Di Masa Depan, Membaca Berita Seasyik Menonton Film
https://www.naviri.org/2017/12/jurnalisme-virtual-reality.html?m=0
Naviri.Org - Saat ini, membaca berita artinya membaca serangkaian teks atau tulisan, dan kita harus membayangkan sendiri bagaimana kisah yang terjadi di dalam berita tersebut. Umumnya, berita memang dilengkapi gambar, tapi bagaimana pun gambar yang ada hanya sebagai ilustrasi atau pelengkap yang tidak bisa menggambarkan keseluruhan isi berita sepenuhnya.
Di masa depan, membaca berita mungkin akan lebih menyenangkan, dan seasyik seperti menonton film. Pasalnya, di masa depan, ada kemungkinan berita akan dirilis dalam bentuk virtual reality atau realitas maya, sehingga pembaca berita akan merasakan benar-benar “masuk” ke dalam berita yang dibaca.

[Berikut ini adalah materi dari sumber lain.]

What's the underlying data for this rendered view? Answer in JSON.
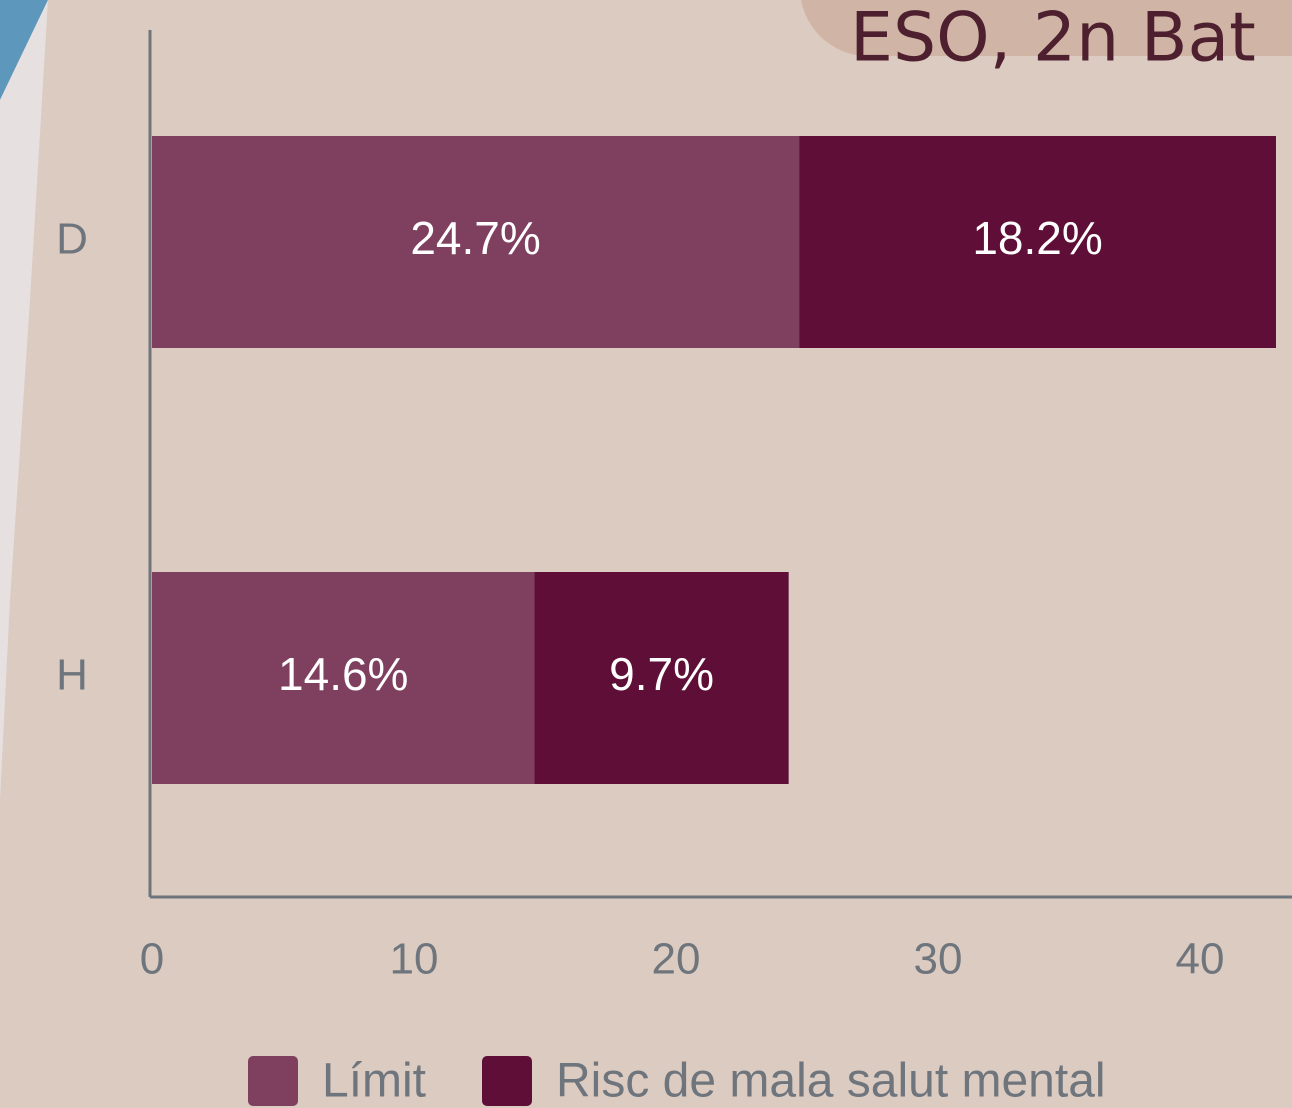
{
  "chart_data": {
    "type": "stacked-bar-horizontal",
    "title": "ESO, 2n Bat",
    "categories": [
      "D",
      "H"
    ],
    "series": [
      {
        "name": "Límit",
        "color": "#7f3f5f",
        "values": [
          24.7,
          14.6
        ],
        "value_labels": [
          "24.7%",
          "14.6%"
        ]
      },
      {
        "name": "Risc de mala salut mental",
        "color": "#5e0e37",
        "values": [
          18.2,
          9.7
        ],
        "value_labels": [
          "18.2%",
          "9.7%"
        ]
      }
    ],
    "xlim": [
      0,
      43.5
    ],
    "xticks": [
      0,
      10,
      20,
      30,
      40
    ],
    "legend": "bottom"
  }
}
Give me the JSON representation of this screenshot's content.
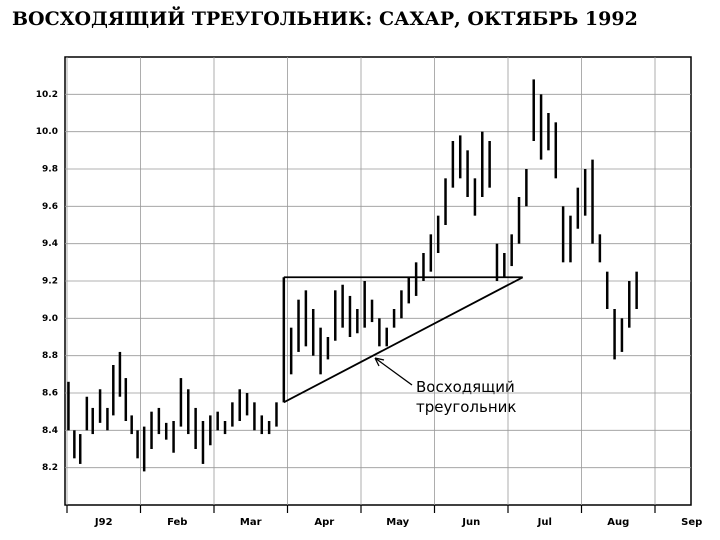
{
  "chart_data": {
    "type": "hilo",
    "title": "ВОСХОДЯЩИЙ ТРЕУГОЛЬНИК: САХАР, ОКТЯБРЬ 1992",
    "annotation": [
      "Восходящий",
      "треугольник"
    ],
    "color": "#000000",
    "xlim": [
      0,
      8.5
    ],
    "xticks": [
      {
        "value": 0,
        "label": "J92"
      },
      {
        "value": 1,
        "label": "Feb"
      },
      {
        "value": 2,
        "label": "Mar"
      },
      {
        "value": 3,
        "label": "Apr"
      },
      {
        "value": 4,
        "label": "May"
      },
      {
        "value": 5,
        "label": "Jun"
      },
      {
        "value": 6,
        "label": "Jul"
      },
      {
        "value": 7,
        "label": "Aug"
      },
      {
        "value": 8,
        "label": "Sep"
      }
    ],
    "ylim": [
      8.0,
      10.4
    ],
    "yticks": [
      {
        "value": 10.2,
        "label": "10.2"
      },
      {
        "value": 10,
        "label": "10.0"
      },
      9.8,
      9.6,
      9.4,
      9.2,
      {
        "value": 9,
        "label": "9.0"
      },
      8.8,
      8.6,
      8.4,
      8.2
    ],
    "grid": true,
    "x": [
      0.02,
      0.1,
      0.18,
      0.27,
      0.35,
      0.45,
      0.55,
      0.63,
      0.72,
      0.8,
      0.88,
      0.96,
      1.05,
      1.15,
      1.25,
      1.35,
      1.45,
      1.55,
      1.65,
      1.75,
      1.85,
      1.95,
      2.05,
      2.15,
      2.25,
      2.35,
      2.45,
      2.55,
      2.65,
      2.75,
      2.85,
      2.95,
      3.05,
      3.15,
      3.25,
      3.35,
      3.45,
      3.55,
      3.65,
      3.75,
      3.85,
      3.95,
      4.05,
      4.15,
      4.25,
      4.35,
      4.45,
      4.55,
      4.65,
      4.75,
      4.85,
      4.95,
      5.05,
      5.15,
      5.25,
      5.35,
      5.45,
      5.55,
      5.65,
      5.75,
      5.85,
      5.95,
      6.05,
      6.15,
      6.25,
      6.35,
      6.45,
      6.55,
      6.65,
      6.75,
      6.85,
      6.95,
      7.05,
      7.15,
      7.25,
      7.35,
      7.45,
      7.55,
      7.65,
      7.75
    ],
    "high": [
      8.66,
      8.4,
      8.38,
      8.58,
      8.52,
      8.62,
      8.52,
      8.75,
      8.82,
      8.68,
      8.48,
      8.4,
      8.42,
      8.5,
      8.52,
      8.44,
      8.45,
      8.68,
      8.62,
      8.52,
      8.45,
      8.48,
      8.5,
      8.45,
      8.55,
      8.62,
      8.6,
      8.55,
      8.48,
      8.45,
      8.55,
      9.22,
      8.95,
      9.1,
      9.15,
      9.05,
      8.95,
      8.9,
      9.15,
      9.18,
      9.12,
      9.05,
      9.2,
      9.1,
      9.0,
      8.95,
      9.05,
      9.15,
      9.22,
      9.3,
      9.35,
      9.45,
      9.55,
      9.75,
      9.95,
      9.98,
      9.9,
      9.75,
      10.0,
      9.95,
      9.4,
      9.35,
      9.45,
      9.65,
      9.8,
      10.28,
      10.2,
      10.1,
      10.05,
      9.6,
      9.55,
      9.7,
      9.8,
      9.85,
      9.45,
      9.25,
      9.05,
      9.0,
      9.2,
      9.25
    ],
    "low": [
      8.4,
      8.25,
      8.22,
      8.4,
      8.38,
      8.44,
      8.4,
      8.48,
      8.58,
      8.45,
      8.38,
      8.25,
      8.18,
      8.3,
      8.38,
      8.35,
      8.28,
      8.42,
      8.38,
      8.3,
      8.22,
      8.32,
      8.4,
      8.38,
      8.42,
      8.45,
      8.48,
      8.4,
      8.38,
      8.38,
      8.42,
      8.55,
      8.7,
      8.82,
      8.85,
      8.8,
      8.7,
      8.78,
      8.88,
      8.95,
      8.9,
      8.92,
      8.95,
      8.98,
      8.85,
      8.85,
      8.95,
      9.0,
      9.08,
      9.12,
      9.2,
      9.25,
      9.35,
      9.5,
      9.7,
      9.75,
      9.65,
      9.55,
      9.65,
      9.7,
      9.2,
      9.22,
      9.28,
      9.4,
      9.6,
      9.95,
      9.85,
      9.9,
      9.75,
      9.3,
      9.3,
      9.48,
      9.55,
      9.4,
      9.3,
      9.05,
      8.78,
      8.82,
      8.95,
      9.05
    ],
    "resistance": {
      "x": [
        2.95,
        6.2
      ],
      "y": 9.22
    },
    "support": {
      "x": [
        2.95,
        6.2
      ],
      "y": [
        8.55,
        9.22
      ]
    }
  }
}
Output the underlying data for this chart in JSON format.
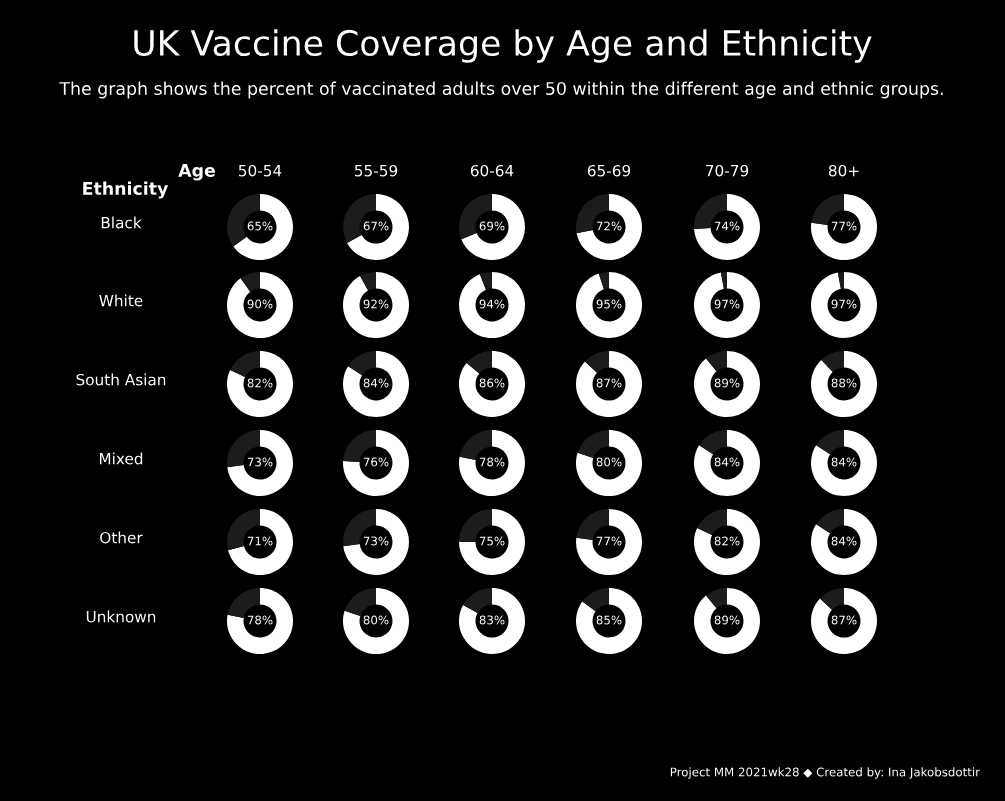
{
  "chart_data": [
    {
      "type": "other",
      "title": "UK Vaccine Coverage by Age and Ethnicity",
      "subtitle": "The graph shows the percent of vaccinated adults over 50 within the different age and ethnic groups.",
      "xlabel": "Age",
      "ylabel": "Ethnicity",
      "categories": [
        "50-54",
        "55-59",
        "60-64",
        "65-69",
        "70-79",
        "80+"
      ],
      "y_categories": [
        "Black",
        "White",
        "South Asian",
        "Mixed",
        "Other",
        "Unknown"
      ],
      "annotations": [
        "Project MM 2021wk28 ◆ Created by: Ina Jakobsdottir"
      ]
    },
    {
      "type": "donut",
      "categories": [
        null,
        null
      ],
      "values": [
        65,
        35
      ],
      "colors": [
        "#ffffff",
        "#1c1c1c"
      ],
      "value_labels": [
        "65%",
        null
      ]
    },
    {
      "type": "donut",
      "categories": [
        null,
        null
      ],
      "values": [
        67,
        33
      ],
      "colors": [
        "#ffffff",
        "#1c1c1c"
      ],
      "value_labels": [
        "67%",
        null
      ]
    },
    {
      "type": "donut",
      "categories": [
        null,
        null
      ],
      "values": [
        69,
        31
      ],
      "colors": [
        "#ffffff",
        "#1c1c1c"
      ],
      "value_labels": [
        "69%",
        null
      ]
    },
    {
      "type": "donut",
      "categories": [
        null,
        null
      ],
      "values": [
        72,
        28
      ],
      "colors": [
        "#ffffff",
        "#1c1c1c"
      ],
      "value_labels": [
        "72%",
        null
      ]
    },
    {
      "type": "donut",
      "categories": [
        null,
        null
      ],
      "values": [
        74,
        26
      ],
      "colors": [
        "#ffffff",
        "#1c1c1c"
      ],
      "value_labels": [
        "74%",
        null
      ]
    },
    {
      "type": "donut",
      "categories": [
        null,
        null
      ],
      "values": [
        77,
        23
      ],
      "colors": [
        "#ffffff",
        "#1c1c1c"
      ],
      "value_labels": [
        "77%",
        null
      ]
    },
    {
      "type": "donut",
      "categories": [
        null,
        null
      ],
      "values": [
        90,
        10
      ],
      "colors": [
        "#ffffff",
        "#1c1c1c"
      ],
      "value_labels": [
        "90%",
        null
      ]
    },
    {
      "type": "donut",
      "categories": [
        null,
        null
      ],
      "values": [
        92,
        8
      ],
      "colors": [
        "#ffffff",
        "#1c1c1c"
      ],
      "value_labels": [
        "92%",
        null
      ]
    },
    {
      "type": "donut",
      "categories": [
        null,
        null
      ],
      "values": [
        94,
        6
      ],
      "colors": [
        "#ffffff",
        "#1c1c1c"
      ],
      "value_labels": [
        "94%",
        null
      ]
    },
    {
      "type": "donut",
      "categories": [
        null,
        null
      ],
      "values": [
        95,
        5
      ],
      "colors": [
        "#ffffff",
        "#1c1c1c"
      ],
      "value_labels": [
        "95%",
        null
      ]
    },
    {
      "type": "donut",
      "categories": [
        null,
        null
      ],
      "values": [
        97,
        3
      ],
      "colors": [
        "#ffffff",
        "#1c1c1c"
      ],
      "value_labels": [
        "97%",
        null
      ]
    },
    {
      "type": "donut",
      "categories": [
        null,
        null
      ],
      "values": [
        97,
        3
      ],
      "colors": [
        "#ffffff",
        "#1c1c1c"
      ],
      "value_labels": [
        "97%",
        null
      ]
    },
    {
      "type": "donut",
      "categories": [
        null,
        null
      ],
      "values": [
        82,
        18
      ],
      "colors": [
        "#ffffff",
        "#1c1c1c"
      ],
      "value_labels": [
        "82%",
        null
      ]
    },
    {
      "type": "donut",
      "categories": [
        null,
        null
      ],
      "values": [
        84,
        16
      ],
      "colors": [
        "#ffffff",
        "#1c1c1c"
      ],
      "value_labels": [
        "84%",
        null
      ]
    },
    {
      "type": "donut",
      "categories": [
        null,
        null
      ],
      "values": [
        86,
        14
      ],
      "colors": [
        "#ffffff",
        "#1c1c1c"
      ],
      "value_labels": [
        "86%",
        null
      ]
    },
    {
      "type": "donut",
      "categories": [
        null,
        null
      ],
      "values": [
        87,
        13
      ],
      "colors": [
        "#ffffff",
        "#1c1c1c"
      ],
      "value_labels": [
        "87%",
        null
      ]
    },
    {
      "type": "donut",
      "categories": [
        null,
        null
      ],
      "values": [
        89,
        11
      ],
      "colors": [
        "#ffffff",
        "#1c1c1c"
      ],
      "value_labels": [
        "89%",
        null
      ]
    },
    {
      "type": "donut",
      "categories": [
        null,
        null
      ],
      "values": [
        88,
        12
      ],
      "colors": [
        "#ffffff",
        "#1c1c1c"
      ],
      "value_labels": [
        "88%",
        null
      ]
    },
    {
      "type": "donut",
      "categories": [
        null,
        null
      ],
      "values": [
        73,
        27
      ],
      "colors": [
        "#ffffff",
        "#1c1c1c"
      ],
      "value_labels": [
        "73%",
        null
      ]
    },
    {
      "type": "donut",
      "categories": [
        null,
        null
      ],
      "values": [
        76,
        24
      ],
      "colors": [
        "#ffffff",
        "#1c1c1c"
      ],
      "value_labels": [
        "76%",
        null
      ]
    },
    {
      "type": "donut",
      "categories": [
        null,
        null
      ],
      "values": [
        78,
        22
      ],
      "colors": [
        "#ffffff",
        "#1c1c1c"
      ],
      "value_labels": [
        "78%",
        null
      ]
    },
    {
      "type": "donut",
      "categories": [
        null,
        null
      ],
      "values": [
        80,
        20
      ],
      "colors": [
        "#ffffff",
        "#1c1c1c"
      ],
      "value_labels": [
        "80%",
        null
      ]
    },
    {
      "type": "donut",
      "categories": [
        null,
        null
      ],
      "values": [
        84,
        16
      ],
      "colors": [
        "#ffffff",
        "#1c1c1c"
      ],
      "value_labels": [
        "84%",
        null
      ]
    },
    {
      "type": "donut",
      "categories": [
        null,
        null
      ],
      "values": [
        84,
        16
      ],
      "colors": [
        "#ffffff",
        "#1c1c1c"
      ],
      "value_labels": [
        "84%",
        null
      ]
    },
    {
      "type": "donut",
      "categories": [
        null,
        null
      ],
      "values": [
        71,
        29
      ],
      "colors": [
        "#ffffff",
        "#1c1c1c"
      ],
      "value_labels": [
        "71%",
        null
      ]
    },
    {
      "type": "donut",
      "categories": [
        null,
        null
      ],
      "values": [
        73,
        27
      ],
      "colors": [
        "#ffffff",
        "#1c1c1c"
      ],
      "value_labels": [
        "73%",
        null
      ]
    },
    {
      "type": "donut",
      "categories": [
        null,
        null
      ],
      "values": [
        75,
        25
      ],
      "colors": [
        "#ffffff",
        "#1c1c1c"
      ],
      "value_labels": [
        "75%",
        null
      ]
    },
    {
      "type": "donut",
      "categories": [
        null,
        null
      ],
      "values": [
        77,
        23
      ],
      "colors": [
        "#ffffff",
        "#1c1c1c"
      ],
      "value_labels": [
        "77%",
        null
      ]
    },
    {
      "type": "donut",
      "categories": [
        null,
        null
      ],
      "values": [
        82,
        18
      ],
      "colors": [
        "#ffffff",
        "#1c1c1c"
      ],
      "value_labels": [
        "82%",
        null
      ]
    },
    {
      "type": "donut",
      "categories": [
        null,
        null
      ],
      "values": [
        84,
        16
      ],
      "colors": [
        "#ffffff",
        "#1c1c1c"
      ],
      "value_labels": [
        "84%",
        null
      ]
    },
    {
      "type": "donut",
      "categories": [
        null,
        null
      ],
      "values": [
        78,
        22
      ],
      "colors": [
        "#ffffff",
        "#1c1c1c"
      ],
      "value_labels": [
        "78%",
        null
      ]
    },
    {
      "type": "donut",
      "categories": [
        null,
        null
      ],
      "values": [
        80,
        20
      ],
      "colors": [
        "#ffffff",
        "#1c1c1c"
      ],
      "value_labels": [
        "80%",
        null
      ]
    },
    {
      "type": "donut",
      "categories": [
        null,
        null
      ],
      "values": [
        83,
        17
      ],
      "colors": [
        "#ffffff",
        "#1c1c1c"
      ],
      "value_labels": [
        "83%",
        null
      ]
    },
    {
      "type": "donut",
      "categories": [
        null,
        null
      ],
      "values": [
        85,
        15
      ],
      "colors": [
        "#ffffff",
        "#1c1c1c"
      ],
      "value_labels": [
        "85%",
        null
      ]
    },
    {
      "type": "donut",
      "categories": [
        null,
        null
      ],
      "values": [
        89,
        11
      ],
      "colors": [
        "#ffffff",
        "#1c1c1c"
      ],
      "value_labels": [
        "89%",
        null
      ]
    },
    {
      "type": "donut",
      "categories": [
        null,
        null
      ],
      "values": [
        87,
        13
      ],
      "colors": [
        "#ffffff",
        "#1c1c1c"
      ],
      "value_labels": [
        "87%",
        null
      ]
    }
  ]
}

Proses membaca berita semacam itu tentu akan sangat menarik, karena interaktif. Selain itu, menurut studi yang terbit dalam jurnal Cyberpsychology, Behavior, and Social Networking edisi November 2017, teknologi ini bisa mendekatkan emosi pembaca terhadap cerita yang ada.
"Konten VR seakan membawa Anda hadir ke tempat kejadian perkara, ketimbang gambar dan video 360 derajat yang ditampilkan di layar komputer," demikian penjelasan tim peneliti dari Pennsylvania State University dalam jurnal.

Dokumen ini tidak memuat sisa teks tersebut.